The guy is soooo nice, and great in a lot of ways. I know he may be kinda lonely, but I don't like PDA in general and I am really irritated by the way he pulls me close to him and grabs on my leg.

Mind you, if I had time to develop feelings for him, I would not be bothered. I can think of someone right now ...

I am going to talk to him about it, trying to find the words, but has anyone ever tried to stick it out with someone who is great in a lot of ways, and really likes you, but is just too damn touchy!!!

We've dated a few times and used to work together, so I feel he is not dangerous or disrespectful, just needy. Previously, I stopped seeing him because he would blow up my voicemail every day with 6 messages or more!

I even told him about my friends who waited for their men to marry them 10 plus years and told him I woulda been deuces after 6 months. He said, "you'll run a lot of men off that way." And I said, "they need to 'run off.' Don't waste my time. You ain't getting my milk for free. You are buying this cow!" :giggle: So, he knows where I stand and is not backing off. He opens doors, pulls the car around... I like him, but he needs to stop touching me all the time!
 
I just flat out say it without being rude. Tell him that it makes you feel very uncomfortable when ur touched inappropriately in public. If he isnt willing to respect that then well...
 
Im personally not big on dating persay, in the past if i was trying to give somebody a chance and they were touchy feely I didn't like it, nowadays I know that if Im actually going out with somebody for real for real, then I already like them, already have a connection and have the feeling of wanting to touch him.....even if its when first meeting them....I can feel if we are vibing.....so the pulling close or touching on legs or hands is natural for me and I don't mind it from him...from my experience, anybody I pretty much wasn't feelin from the jump in that way, didnt really develop into anything physical even if he was really cool in other ways, I have tried a couple of times to force the physical issue on certain levels because of other qualities in him and its always a no go pretty much....so if I meet somebody Im cool with or like I don't really "date" them or make them think we have a chance at a future relationship.....that has always been an emotional diaster when all I wanted was to be friends with him and I end up feeling bad
 
^^^^ true. There are some dudes you cant even give a give thank you hug at the end of the date without them making it seem we're on a path to eternal destiny :rolleyes:
 
my ex was like this and i sat him down and explained a few times but he didnt get it. i used to move away quickly if he was going to start getting touchy feely.
 
I like showing affection and affection being shown to me but only if it's someone that I like.

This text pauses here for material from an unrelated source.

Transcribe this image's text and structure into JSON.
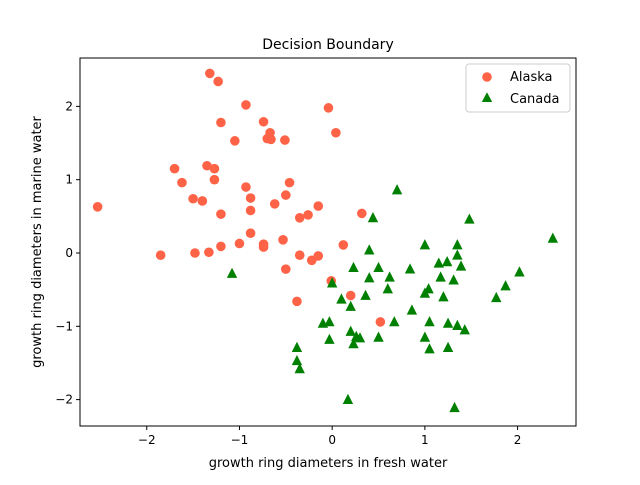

I would just do like one of the ladies suggested and tell him flat-out that it makes you uncomfortable and to fall back.
 
Hmmm, i dont like showing affection but i expect my man to.

I've been called out many times about why i wont hold his hand, initiate a kiss or hug, etc....

My excuse was always "well, you beat me to it so I didnt need to initiate"

It really bothered a couple people to the point where it turned into a 20 minute sit down discussion.

So, discuss it. People cannot read your mind. Talk about it.
 
The crazy thing is, I LIKE affectionate men. He's just a little premature with it.

Maybe I'm just hung up on another dude.

I need to drop him and roll with new dude.